I've used about every testing program known to man on that thing. I don't overclock, the RAM checks out, stress tests on the RAM and CPU are stable, the motherboard, video card, case, primary hard drive, power supply, and some of the RAM have all been replaced over the last two years. I can just never shake the issues. There isn't much left. And the issues will just randomly show up, so it is impossible to easily test if I've fixed it. I can rule out the remaining old RAM as I had it removed for a month or so and had the OS die on me during that time.
Anyway, I'm mostly back online now, and have managed to use a recovery program to recover about 90% of my data that didn't have a backup.
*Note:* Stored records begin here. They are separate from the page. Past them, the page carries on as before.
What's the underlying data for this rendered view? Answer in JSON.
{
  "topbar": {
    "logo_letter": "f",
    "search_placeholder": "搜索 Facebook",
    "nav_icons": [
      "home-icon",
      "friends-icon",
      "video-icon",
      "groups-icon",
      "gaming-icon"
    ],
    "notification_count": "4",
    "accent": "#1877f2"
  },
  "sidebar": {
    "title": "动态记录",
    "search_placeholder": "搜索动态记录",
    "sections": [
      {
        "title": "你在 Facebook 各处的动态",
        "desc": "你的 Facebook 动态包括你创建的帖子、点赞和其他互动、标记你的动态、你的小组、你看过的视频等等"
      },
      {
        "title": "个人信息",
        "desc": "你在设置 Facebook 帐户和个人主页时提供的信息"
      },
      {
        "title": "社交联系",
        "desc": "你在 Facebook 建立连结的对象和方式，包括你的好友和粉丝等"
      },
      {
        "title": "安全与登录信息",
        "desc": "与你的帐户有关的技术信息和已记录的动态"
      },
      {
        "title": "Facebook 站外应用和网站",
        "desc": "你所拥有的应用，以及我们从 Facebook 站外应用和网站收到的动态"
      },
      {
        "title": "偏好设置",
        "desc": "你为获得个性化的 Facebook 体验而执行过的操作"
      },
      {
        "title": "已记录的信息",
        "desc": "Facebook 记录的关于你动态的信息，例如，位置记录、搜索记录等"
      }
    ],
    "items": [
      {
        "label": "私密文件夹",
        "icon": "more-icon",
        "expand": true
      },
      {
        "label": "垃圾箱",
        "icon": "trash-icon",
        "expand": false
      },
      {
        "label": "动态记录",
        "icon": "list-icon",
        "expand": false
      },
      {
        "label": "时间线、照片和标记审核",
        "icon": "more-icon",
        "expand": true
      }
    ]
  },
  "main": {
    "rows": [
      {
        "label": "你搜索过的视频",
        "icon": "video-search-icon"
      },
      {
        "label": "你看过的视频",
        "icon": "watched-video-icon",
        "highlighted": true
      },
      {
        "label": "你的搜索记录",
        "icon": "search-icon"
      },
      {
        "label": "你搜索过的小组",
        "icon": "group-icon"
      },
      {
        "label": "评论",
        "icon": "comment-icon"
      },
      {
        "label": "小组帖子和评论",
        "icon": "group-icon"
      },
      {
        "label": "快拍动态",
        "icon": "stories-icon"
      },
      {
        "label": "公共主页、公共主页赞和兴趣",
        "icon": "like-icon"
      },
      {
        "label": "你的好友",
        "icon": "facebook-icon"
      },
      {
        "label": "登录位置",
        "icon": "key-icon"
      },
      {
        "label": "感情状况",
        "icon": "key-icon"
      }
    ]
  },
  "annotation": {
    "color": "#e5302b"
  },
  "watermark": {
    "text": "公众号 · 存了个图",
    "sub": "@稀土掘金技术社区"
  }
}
I've used about every testing program known to man on that thing. I don't overclock, the RAM checks out, stress tests on the RAM and CPU are stable, the motherboard, video card, case, primary hard drive, power supply, and some of the RAM have all been replaced over the last two years. I can just never shake the issues. There isn't much left. And the issues will just randomly show up, so it is impossible to easily test if I've fixed it. I can rule out the remaining old RAM as I had it removed for a month or so and had the OS die on me during that time.
Anyway, I'm mostly back online now, and have managed to use a recovery program to recover about 90% of my data that didn't have a backup.
Glad to hear it's mostly back.
You said you used everything, but have you used MemTest86's ISO image burned to a CD and then booted to test? I wouldn't trust anything else to test memory.
The other thing to check for corrupted data is to do a scandisk on your drives. Just go to the properties of the drives in Windows, then Tools, then do a scan and check all options to test. If the drive you're scanning is the OS drive, then Windows will tell you it can flag it to scan on next boot. If that's the case, do a reboot and let it scan.
If your memory is fine, your drives free of bad sectors, and your system is stable enough for gaming, then the problem is most likely software not hardware, as in getting malware on your PC. What browser do you use, what anti-virus app do you use, and what measures do you take to practice "safe browsing"?